In anticipation of this event, the agency published an image taken by the fine guidance sensor (FGS) of the telescope during its adjustment, which gives an idea of ​​what we can expect from the space observatory in the future.

According to the researchers, at the moment this is the deepest image of our universe in the infrared range.

The first fully formed images are due on July 12, but NASA has provided a test image of 72 exposures, or layers, taken over 32 hours showing a range of distant stars and galaxies.

Jane Rigby, Webb’s operations scientist at NASA’s Goddard Space Flight Center, said qu e “the faintest points in this image are exactly the types of faint galaxies that Webb will study in its first year of science operations,” according to a NASA statement.

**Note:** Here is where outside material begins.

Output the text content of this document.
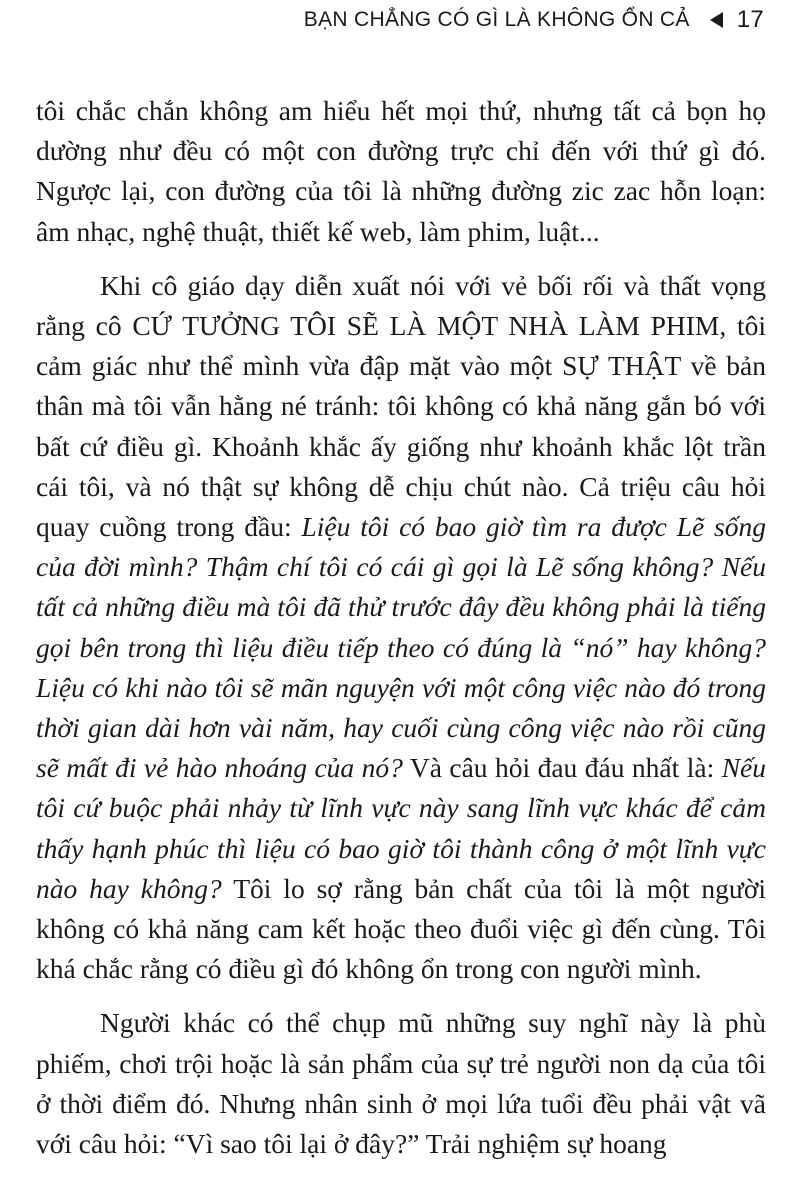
BẠN CHẲNG CÓ GÌ LÀ KHÔNG ỔN CẢ 17

tôi chắc chắn không am hiểu hết mọi thứ, nhưng tất cả bọn họ dường như đều có một con đường trực chỉ đến với thứ gì đó. Ngược lại, con đường của tôi là những đường zic zac hỗn loạn: âm nhạc, nghệ thuật, thiết kế web, làm phim, luật...

Khi cô giáo dạy diễn xuất nói với vẻ bối rối và thất vọng rằng cô CỨ TƯỞNG TÔI SẼ LÀ MỘT NHÀ LÀM PHIM, tôi cảm giác như thể mình vừa đập mặt vào một SỰ THẬT về bản thân mà tôi vẫn hằng né tránh: tôi không có khả năng gắn bó với bất cứ điều gì. Khoảnh khắc ấy giống như khoảnh khắc lột trần cái tôi, và nó thật sự không dễ chịu chút nào. Cả triệu câu hỏi quay cuồng trong đầu: Liệu tôi có bao giờ tìm ra được Lẽ sống của đời mình? Thậm chí tôi có cái gì gọi là Lẽ sống không? Nếu tất cả những điều mà tôi đã thử trước đây đều không phải là tiếng gọi bên trong thì liệu điều tiếp theo có đúng là “nó” hay không? Liệu có khi nào tôi sẽ mãn nguyện với một công việc nào đó trong thời gian dài hơn vài năm, hay cuối cùng công việc nào rồi cũng sẽ mất đi vẻ hào nhoáng của nó? Và câu hỏi đau đáu nhất là: Nếu tôi cứ buộc phải nhảy từ lĩnh vực này sang lĩnh vực khác để cảm thấy hạnh phúc thì liệu có bao giờ tôi thành công ở một lĩnh vực nào hay không? Tôi lo sợ rằng bản chất của tôi là một người không có khả năng cam kết hoặc theo đuổi việc gì đến cùng. Tôi khá chắc rằng có điều gì đó không ổn trong con người mình.

Người khác có thể chụp mũ những suy nghĩ này là phù phiếm, chơi trội hoặc là sản phẩm của sự trẻ người non dạ của tôi ở thời điểm đó. Nhưng nhân sinh ở mọi lứa tuổi đều phải vật vã với câu hỏi: “Vì sao tôi lại ở đây?” Trải nghiệm sự hoang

Almost all the objects in this mosaic of overlays are galaxies. The background is filled with thousands of galaxies, and many of them are so distant and old that scientists didn’t expect the James Webb sensor to capture their light extremely faint, Inverse noted.

Bright objects with a black center and six long points are stars in the Milky Way, but all other bright spots in the image are galaxies.

NASA Administrator Bill Nelson told a news conference last week that Webb is able to see further into the space than any other telescope.

Webb’s infrared capabilities allow it to see back in time to the Big Bang, which occurred 13.8 billion years ago.